15 de abril de 2011

Reform School: US Policy at Boston University


Reform School  (Foreign Policy Magazine)

In the early days of Ivory Coast's election crisis, U.S. policymakers tried to offer Laurent Gbagbo a post at Boston University. Could academia really entice the world's most entrenched strongmen to step down?

BY ELIZABETH DICKINSON | APRIL 12, 2011

On April 11, in the early afternoon as the sun was peaking over Abidjan, Ivory Coast, troops loyal to the country's president-elect, Alassane Ouattara, burst into the presidential palace where Laurent Gbagbo was hiding, after four months of refusing to step down after losing the election. For the last week, as a de facto civil war raged, the international community had engaged in furious negotiations to try to lure him out of the bunker where he and his wife remained guarded by about 1,000 troops. Rumors circulated that he might accept exile, perhaps in South Africa or Togo. But Gbagbo wasn't having it; he'd received many such offers so far and had accepted none of them.
Perhaps the most intriguing offer of a "dignified exit" came from the White House. In early January, after a month of failed negotiations to get the outgoing Ivorian president to quit the stage, Barack Obama's administration offered him another option -- a post at a Boston University program created precisely for this purpose: to help answer the increasingly difficult question of where a former strongman finds a soft landing these days.
The man behind the program is Charles Stith, a former pastor turned diplomat, and now academic. While serving as the U.S. ambassador to Tanzania in the late 1990s, Stith noticed an interesting problem.

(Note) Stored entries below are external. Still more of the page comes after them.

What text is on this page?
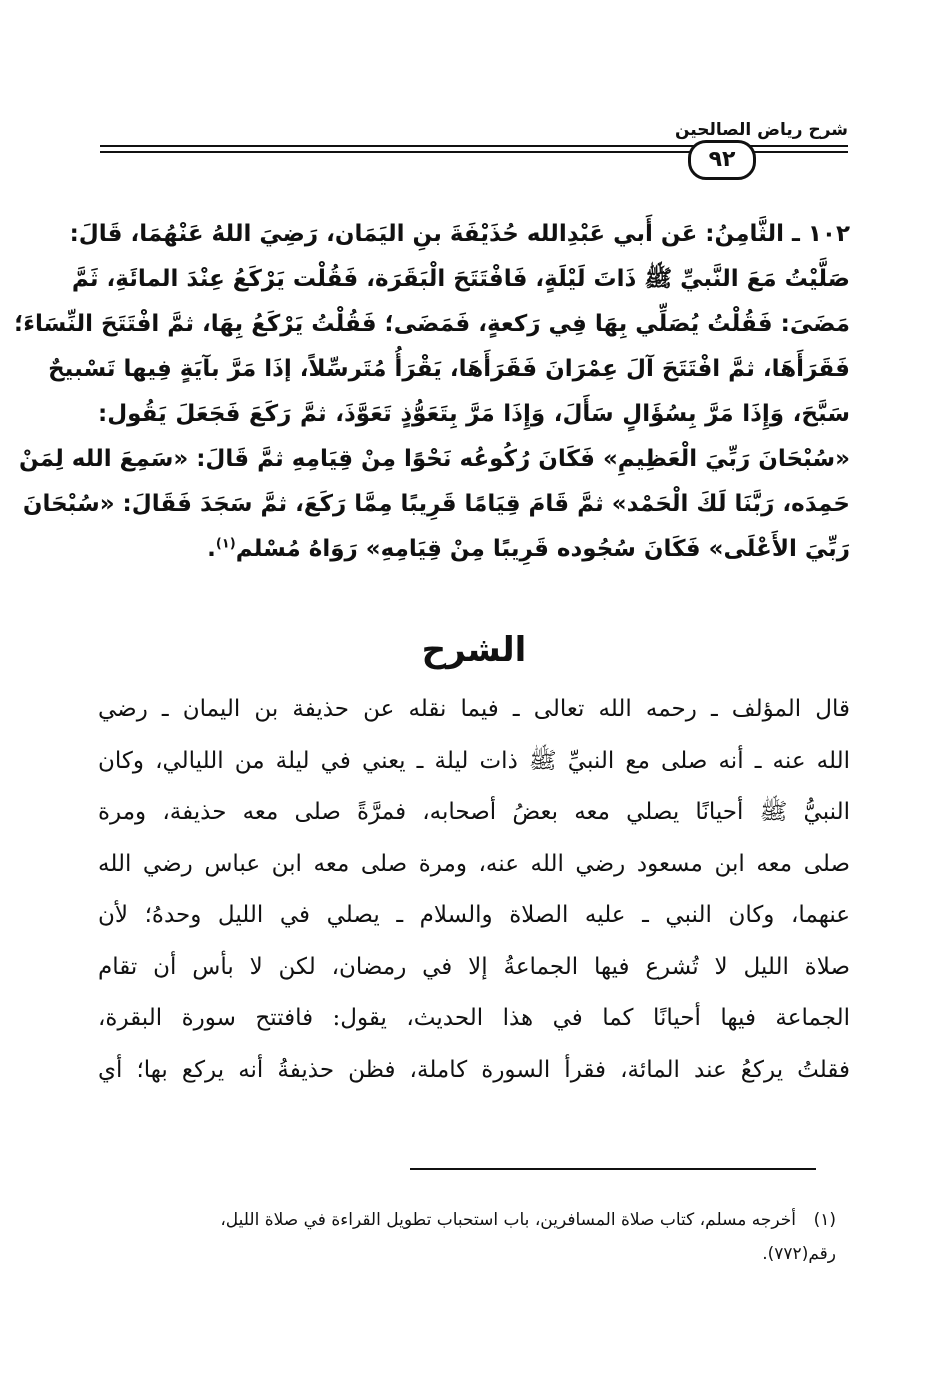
شرح رياض الصالحين
٩٢
١٠٢ ـ الثَّامِنُ: عَن أَبي عَبْدِالله حُذَيْفَةَ بنِ اليَمَان، رَضِيَ اللهُ عَنْهُمَا، قَالَ:
صَلَّيْتُ مَعَ النَّبيِّ ﷺ ذَاتَ لَيْلَةٍ، فَافْتَتَحَ الْبَقَرَة، فَقُلْت يَرْكَعُ عِنْدَ المائَةِ، ثَمَّ
مَضَىَ: فَقُلْتُ يُصَلِّي بِهَا فِي رَكعةٍ، فَمَضَى؛ فَقُلْتُ يَرْكَعُ بِهَا، ثمَّ افْتَتَحَ النِّسَاءَ؛
فَقَرَأَهَا، ثمَّ افْتَتَحَ آلَ عِمْرَانَ فَقَرَأَهَا، يَقْرَأُ مُتَرسِّلاً، إذَا مَرَّ بآيَةٍ فِيها تَسْبيحٌ
سَبَّحَ، وَإِذَا مَرَّ بِسُؤَالٍ سَأَلَ، وَإِذَا مَرَّ بِتَعَوُّذٍ تَعَوَّذَ، ثمَّ رَكَعَ فَجَعَلَ يَقُول:
«سُبْحَانَ رَبِّيَ الْعَظِيمِ» فَكَانَ رُكُوعُه نَحْوًا مِنْ قِيَامِهِ ثمَّ قَالَ: «سَمِعَ الله لِمَنْ
حَمِدَه، رَبَّنَا لَكَ الْحَمْد» ثمَّ قَامَ قِيَامًا قَرِيبًا مِمَّا رَكَعَ، ثمَّ سَجَدَ فَقَالَ: «سُبْحَانَ
رَبِّيَ الأَعْلَى» فَكَانَ سُجُوده قَرِيبًا مِنْ قِيَامِهِ» رَوَاهُ مُسْلم$^{(١)}$.
الشرح
قال المؤلف ـ رحمه الله تعالى ـ فيما نقله عن حذيفة بن اليمان ـ رضي
الله عنه ـ أنه صلى مع النبيِّ ﷺ ذات ليلة ـ يعني في ليلة من الليالي، وكان
النبيُّ ﷺ أحيانًا يصلي معه بعضُ أصحابه، فمرَّةً صلى معه حذيفة، ومرة
صلى معه ابن مسعود رضي الله عنه، ومرة صلى معه ابن عباس رضي الله
عنهما، وكان النبي ـ عليه الصلاة والسلام ـ يصلي في الليل وحدهُ؛ لأن
صلاة الليل لا تُشرع فيها الجماعةُ إلا في رمضان، لكن لا بأس أن تقام
الجماعة فيها أحيانًا كما في هذا الحديث، يقول: فافتتح سورة البقرة،
فقلتُ يركعُ عند المائة، فقرأ السورة كاملة، فظن حذيفةُ أنه يركع بها؛ أي
(١)أخرجه مسلم، كتاب صلاة المسافرين، باب استحباب تطويل القراءة في صلاة الليل،
رقم(٧٧٢).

African leaders across the continent, even those who appeared democratically inclined, seemed loath to step down. As he put it in a statement upon Gbagbo's arrest, "Power is a seductive mistress, who once kissed is hard to walk away from."
Stitch believed that part of the problem for African leaders was that the options for an honorable exit were slim. There were few places where they could be honored and pampered, or at least left alone to live out their days. After a series of public scandals over dictators' property and assets in once popular destinations such as Paris or London, few strongmen now retire there. Amid the current unrest in the Middle East, Saudi Arabia has seemed the only place willing to take fleeing leaders who would surely be prosecuted elsewhere.
When Stith came back to the United States from his service abroad, he set about to create one such place: a visiting professorship for a former African head of state who steps down by choice. His creation, Boston University's African President-in-Residence Program at the African Presidential Archives and Research Center has hosted six outgoing leaders, with one more -- former Zanzibar President Amani Abeid Karume -- having just arrived. "It gives them a kind of credibility at home because it gives them an international platform," Stith explained in an interview. Even more importantly to policymakers, "entities like mine enable a broader conversation to take place when you're trying to get these guys to understand [a democratic transition]."
The African President-in-Residence Program works like this: At a moment when a transition seems imminent or possible, offers of the position at Boston University (BU) are extended through diplomatic channels. If the outgoing president says yes, he is welcomed to the Boston campus for six months to study, lecture, and write. "They usually live pretty close to campus," explained Kisha Wilson, attaché for the President-in-Residence Program. "They are really a part of BU." With funding from the U.S. Agency for International Development (USAID), and a close relationship with the U.S. State Department, the post offers a public pulpit for the ex-presidents, in the hopes that these outgoing leaders can become advocates for democracy in Africa. The first such resident, former Zambian President Kenneth David Kaunda, for example, left behind nearly three decades of consecutive rule, during which he created a one-party state. At BU, he recast himself as an evangelist for the treatment of HIV/AIDS, speaking and writing op-eds and papers about how Africa could overcome the crisis. He also started a foundation intended to promote conflict resolution.
"The program reinforces that there is a life after the presidency," said Jendayi Frazer, who served as assistant secretary of state for African affairs under George W. Bush and liaised with the BU program. "They've created a community of former presidents, and it creates the opportunity for an exit. There needs to be more programs like it."